Increased adiposity and direct effects of glucocorticoid excess on muscle, liver, and β-cells are responsible for the high prevalence of impaired glucose tolerance (IGT) and type 2 diabetes in patients with Cushing syndrome (CS) (1,2). In the SEISMIC study, the glucocorticoid receptor antagonist mifepristone improved glucose tolerance and produced weight loss over 24 weeks in CS patients (3). Using oral glucose tolerance test data from SEISMIC, our goal was to assess whole-body insulin sensitivity (Matsuda index), β-cell function (insulinogenic index, homeostasis model assessment-β [HOMA-β]), disposition index (4,5), weight (WT), and waist circumference (WC) over time. Complete data in patients not receiving insulin were available in 19 patients, 8 with diabetes and/or IGT (C-DM) and 11 with hypertension only (C-HT).
Within-group comparisons for change over time were analyzed with a mixed-effects repeated measures two-way ANOVA with cohort (C-DM and C-HT), time, and cohort by time interaction as fixed effects; unpaired Student t tests were used to assess differences between groups (Table 1). Matsuda index improved in the total population, with the greatest improvement occurring between baseline and week 6 and lesser changes occurring from week 6 to 24. Further analysis (piecewise linear mixed-model regression) showed that a two-phase model (0–6 weeks and 6–24 weeks) for Matsuda index change over time was better than the linear model (P = 0.007; Akaike information criteria). In contrast, WT and WC declined linearly over the 24 weeks, with the largest declines occurring during the final 18 weeks of treatment (baseline to week 6: WT, −1.19 ± 3.17%, P = 0.1; WC, −1.31 ± 3.38%, P = 0.07; week 6 to 24: WT, −6.66 ± 6.52%, P = 0.0003; WC, −6.36 ± 5.83%, P = 0.0002, ANOVA). At baseline, C-DM patients had compromised insulin secretory responses, as evidenced by lower insulinogenic index0–30, insulinogenic index0–120, and HOMA-β. C-HT patients experienced declines in insulinogenic index0–30, insulinogenic index0–120, and HOMA-β by week 24, whereas these parameters trended nonsignificantly up in C-DM patients. The disposition index was lower at baseline in C-DM patients than C-HT patients. Individual C-DM patients tended more often to have increases in disposition index than C-HT patients (3.079 ± 4.387 vs. −1.739 ± 5.444, P = 0.063, respectively). Adiponectin levels increased from baseline to week 24 in C-HT subjects only in a temporal pattern that closely followed changes in WT and WC.
Table 1.
These findings suggest that rapid improvements in insulin sensitivity occurred due to direct effects of glucocorticoid blockade and longer-term improvements resulted from weight loss. Our data suggest that CS patients without underlying IGT or diabetes experience appropriate reductions in β-cell secretory response in proportion to their improved insulin sensitivity with insulin secretion decreasing in parallel (minimal change in disposition index). However, CS patients with IGT or diabetes manifest a baseline defect in β-cell secretory responsiveness that is partially retrievable along with improvement in insulin sensitivity (increase trend in disposition index) with mifepristone treatment. Adiponectin levels significantly increased with mifepristone throughout the course of treatment, particularly in patients without diabetes/IGT.
Acknowledgments
This study was supported by Corcept Therapeutics. M.E.M. and J.Q.P. have been consultants to Corcept Therapeutics. A.W., K.C., and M.E.M. have served as investigators on research grants to their institutions from Corcept Therapeutics. C.G. is an employee of Corcept Therapeutics. No other potential conflicts of interest relevant to this article were reported.

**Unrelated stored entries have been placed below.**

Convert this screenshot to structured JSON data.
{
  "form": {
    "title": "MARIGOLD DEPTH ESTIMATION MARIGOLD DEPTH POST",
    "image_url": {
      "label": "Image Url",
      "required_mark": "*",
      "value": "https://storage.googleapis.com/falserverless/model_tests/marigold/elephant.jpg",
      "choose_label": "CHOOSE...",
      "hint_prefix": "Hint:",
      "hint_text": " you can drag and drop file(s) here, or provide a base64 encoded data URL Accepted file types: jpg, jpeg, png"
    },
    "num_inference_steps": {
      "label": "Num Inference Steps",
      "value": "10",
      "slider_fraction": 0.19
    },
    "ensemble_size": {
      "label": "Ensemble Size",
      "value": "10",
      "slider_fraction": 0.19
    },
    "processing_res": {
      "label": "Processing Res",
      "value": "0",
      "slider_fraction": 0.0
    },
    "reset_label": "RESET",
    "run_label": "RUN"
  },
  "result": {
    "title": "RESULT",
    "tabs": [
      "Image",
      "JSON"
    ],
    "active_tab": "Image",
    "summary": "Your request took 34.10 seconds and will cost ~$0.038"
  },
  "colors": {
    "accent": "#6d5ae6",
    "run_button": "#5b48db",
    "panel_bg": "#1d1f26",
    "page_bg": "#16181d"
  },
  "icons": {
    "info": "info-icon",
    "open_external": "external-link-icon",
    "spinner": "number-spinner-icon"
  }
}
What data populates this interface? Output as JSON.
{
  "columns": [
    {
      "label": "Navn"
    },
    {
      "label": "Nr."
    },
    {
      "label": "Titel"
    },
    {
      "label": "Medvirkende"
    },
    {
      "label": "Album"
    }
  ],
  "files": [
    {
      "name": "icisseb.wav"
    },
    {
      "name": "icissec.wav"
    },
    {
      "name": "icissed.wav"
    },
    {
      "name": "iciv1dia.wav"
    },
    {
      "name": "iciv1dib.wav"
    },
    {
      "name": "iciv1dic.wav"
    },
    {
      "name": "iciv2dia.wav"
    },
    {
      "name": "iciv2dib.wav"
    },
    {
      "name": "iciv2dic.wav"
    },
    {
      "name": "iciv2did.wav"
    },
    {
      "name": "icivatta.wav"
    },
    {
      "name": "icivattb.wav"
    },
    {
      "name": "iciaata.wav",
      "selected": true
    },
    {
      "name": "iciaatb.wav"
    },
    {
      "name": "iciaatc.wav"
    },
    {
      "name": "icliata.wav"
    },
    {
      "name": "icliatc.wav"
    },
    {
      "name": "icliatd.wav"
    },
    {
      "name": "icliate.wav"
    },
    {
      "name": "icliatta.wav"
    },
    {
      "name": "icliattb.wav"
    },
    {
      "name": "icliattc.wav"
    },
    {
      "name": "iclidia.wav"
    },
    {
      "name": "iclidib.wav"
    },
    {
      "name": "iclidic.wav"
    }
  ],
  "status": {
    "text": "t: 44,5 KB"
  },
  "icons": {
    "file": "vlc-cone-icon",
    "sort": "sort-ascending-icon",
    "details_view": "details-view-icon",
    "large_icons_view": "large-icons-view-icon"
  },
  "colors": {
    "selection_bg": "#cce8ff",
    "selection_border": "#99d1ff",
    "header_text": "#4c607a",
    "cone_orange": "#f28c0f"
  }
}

A.W. was the primary author of the manuscript and a study investigator, collected study data, interpreted data, provided input on statistical analysis, and contributed to the design of the post hoc study analysis. K.C. was a study investigator, reviewed and edited the manuscript, and collected and interpreted study data. J.Q.P. reviewed and edited the manuscript, interpreted data, provided statistical analysis, and contributed to the design of the post hoc study analysis. C.G. cowrote the manuscript, interpreted data, provided statistical analysis, and contributed to the design of the SEISMIC study and the post hoc study analysis. M.E.M. was a study investigator, reviewed and edited the manuscript, collected and interpreted study data, provided input on statistical analysis, and contributed to the design of the SEISMIC study and the post hoc study analysis. A.W. is the guarantor of this work and, as such, had full access to all the data in the study and takes responsibility for the integrity of the data and the accuracy of the data analysis.
A portion of this work was presented in abstract form at the 94th Annual Meeting of The Endocrine Society, Houston, Texas, 23–26 June 2012.
The authors thank Dawn Marquez, Corcept Therapeutics, Menlo Park, California, for data management assistance.
Footnotes
Clinical trial reg. no. NCT00569582, clinicaltrials.gov.